Die Ernte des Johanniskrauts

Die Ernte des Johanniskrauts
Die Triebe werden während der vollen Blüte geschnitten. Dann werden sie in Bündeln zum Trocknen aufgehängt. Blätter und Blüten lassen sich in Öl eingelegt konservieren.

Der Zierwert im Garten

Im Sommer ist das Johanniskraut mit seinen leuchtend gelben Blüten eine wahre Pracht. Allerdings sind die Zierformen unter den zahlreichen Arten der Johanniskrautgewächse (Hypericaceae) medizinisch unwirksam.

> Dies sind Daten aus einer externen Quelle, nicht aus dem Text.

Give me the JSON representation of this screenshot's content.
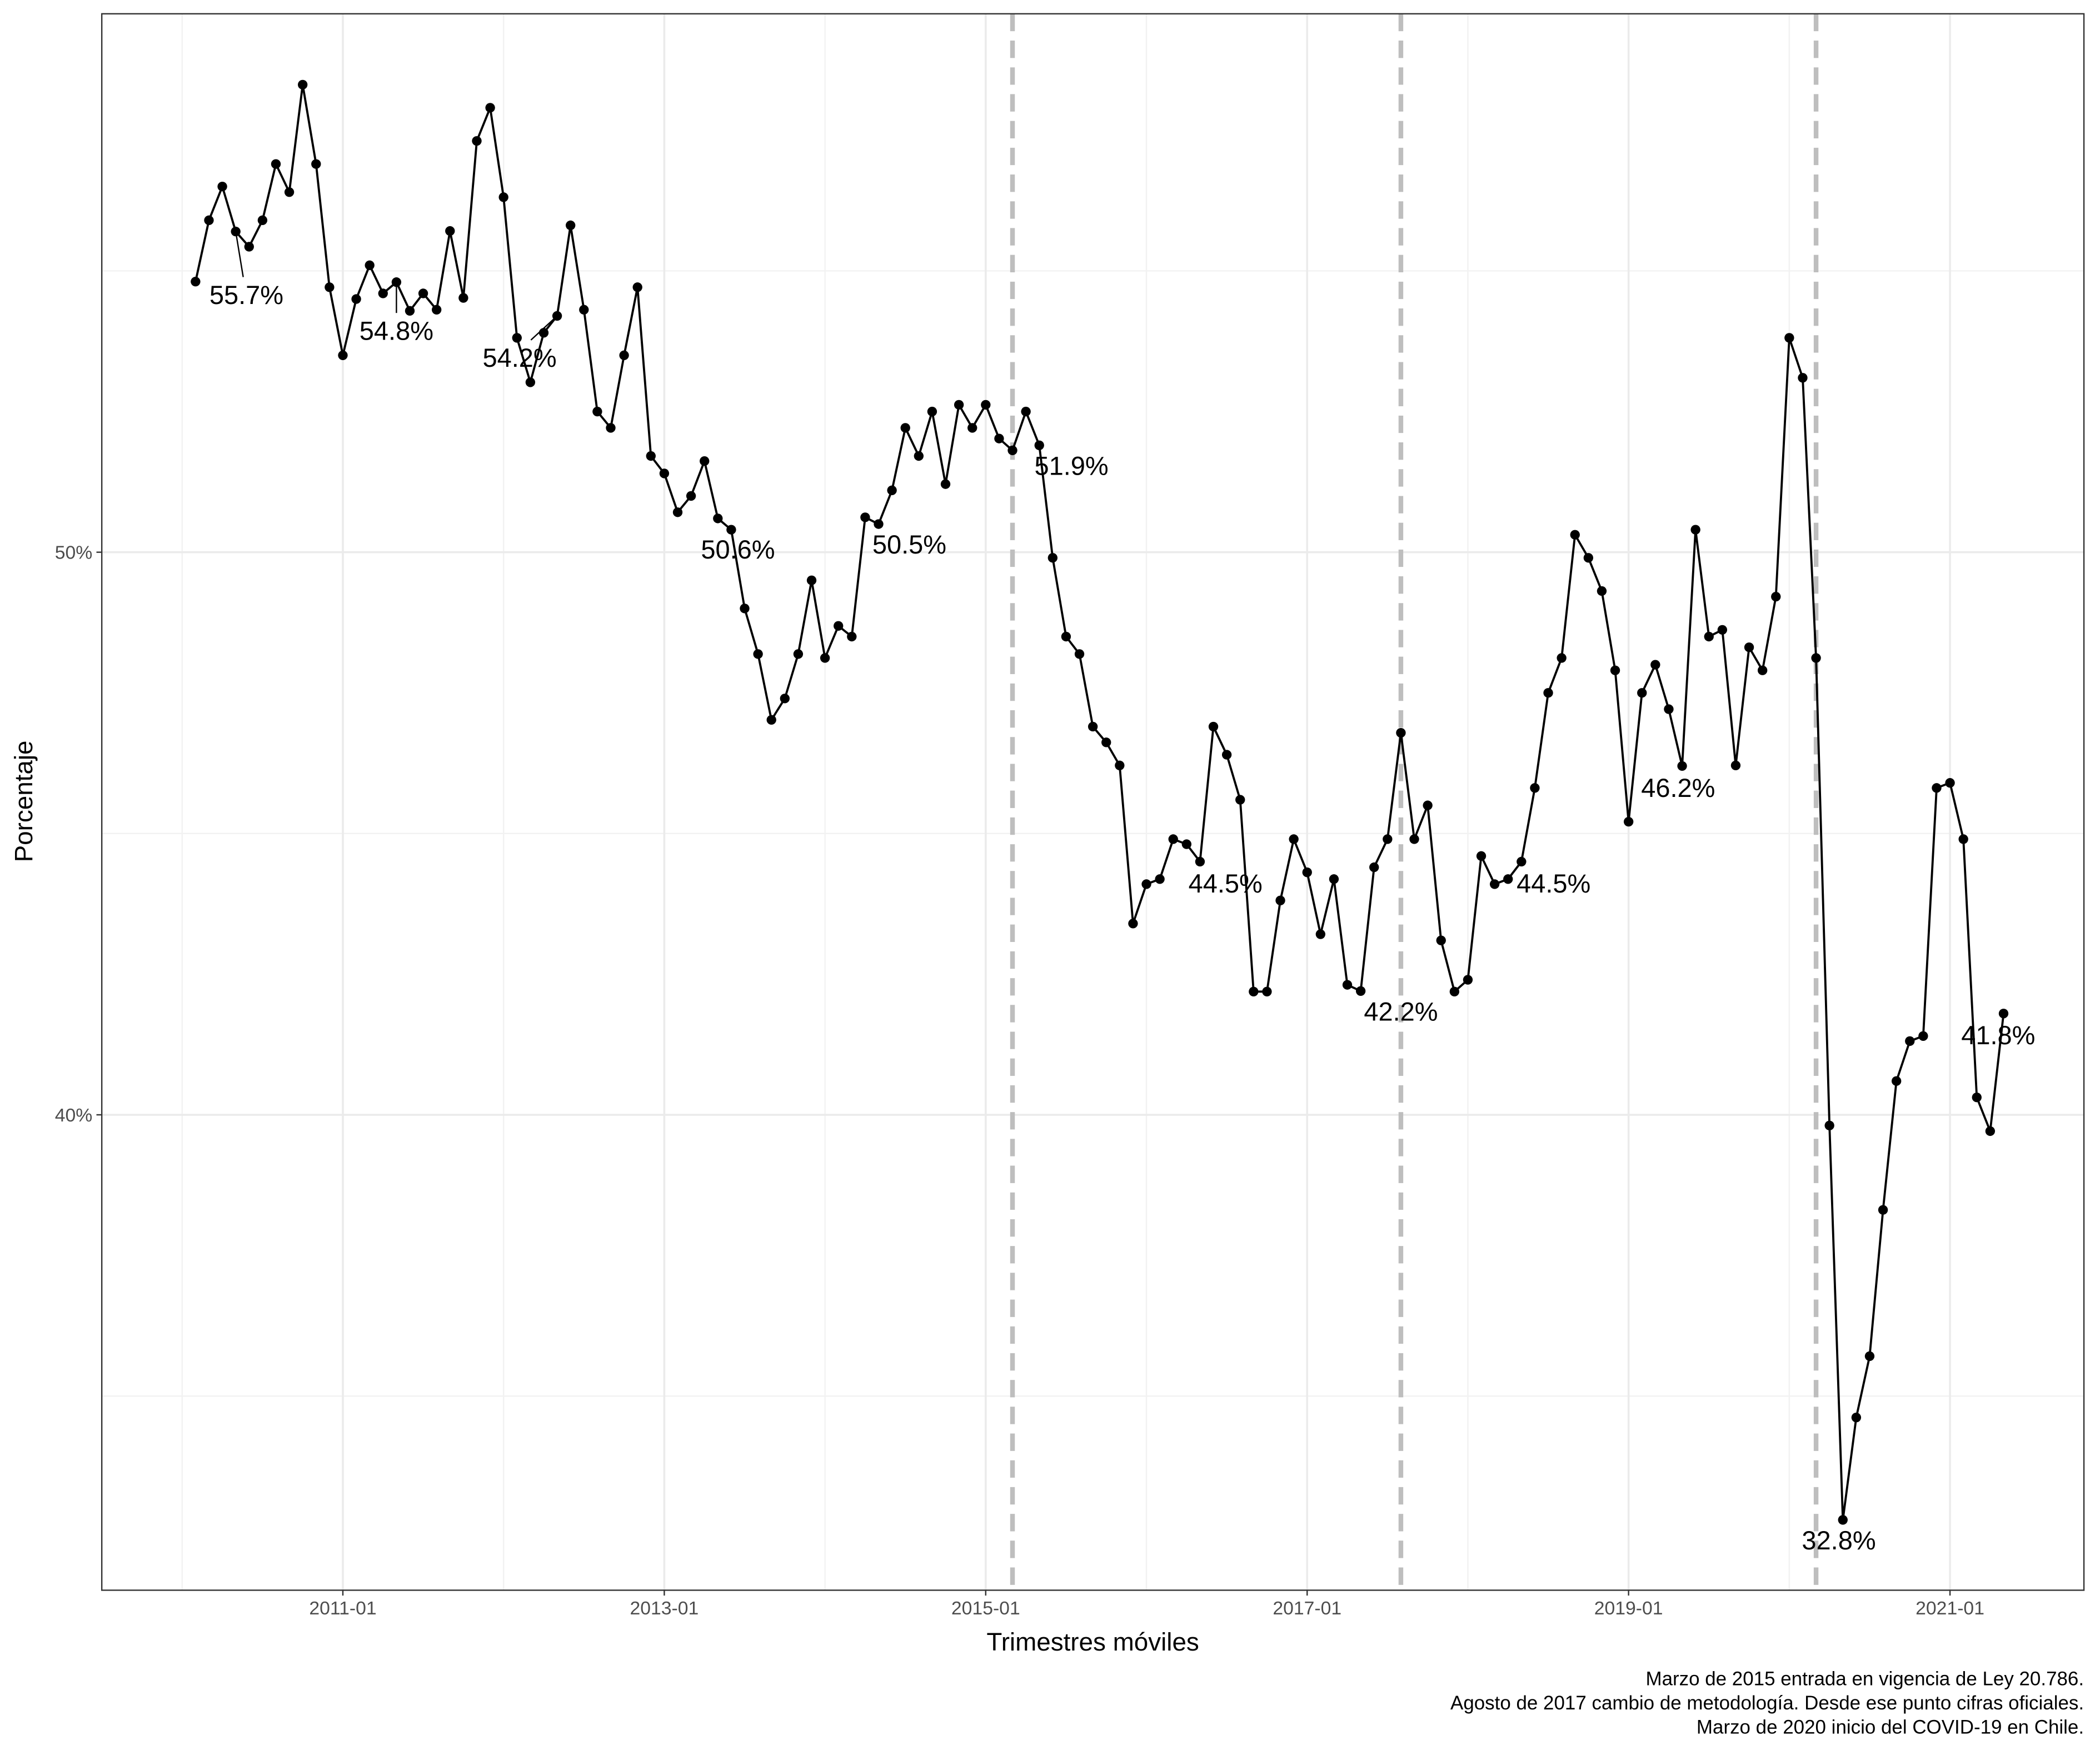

Wirkungen des Echten Johanniskrauts

Eine Johanniskraut-Tinktur stärkt Psyche und Leistungskraft. Als Tee-Aufguss aus getrockneten Blüten und Blättern hilft das Kraut nervösen Beschwerden und depressiven Verstimmungen entgegen. Zudem stärkt Johanniskraut den Kreislauf, es regt die Verdauung an und lindert Verstauchungen und Blutergüsse. Verschiedene Anwendungen können die Lichtempfindlichkeit der Haut erhöhen.

Wegen seiner antiseptischen Eigenschaften wird Johanniskraut gern als Bade- oder Waschzusatz genommen. Es wirkt unreiner Haut entgegen und macht die Haut geschmeidig.

Häufig gestellte Fragen

Wie lässt sich Johanniskrautpflanze vermehren?

Johanniskraut wird aus Samen gewonnen. Die Vermehrung gelingt auch über Stecklinge oder den Anbau vorgezogener Jungpflanzen.

Wie wird Johanniskraut angebaut?

Im Garten erfolgt eine Kultur auf gut durchlässigen und kalkarmen Böden.

Welchen Nutzen hat Johanniskraut?

Echtes Johanniskraut ist ein Antidepressivum. Es stärkt die Kreislauffunktionen und die Verdauung. Äußerlich wird es gegen unreine Haut, Blutergüsse und Verstauchungen angewendet. Einige Anwendungen können die Empfindlichkeit der Haut gegen direkte Sonneneinstrahlung erhöhen. In Gartenanlagen wirken bestimmte Arten unter den Johanniskrautgewächsen besonders dekorativ.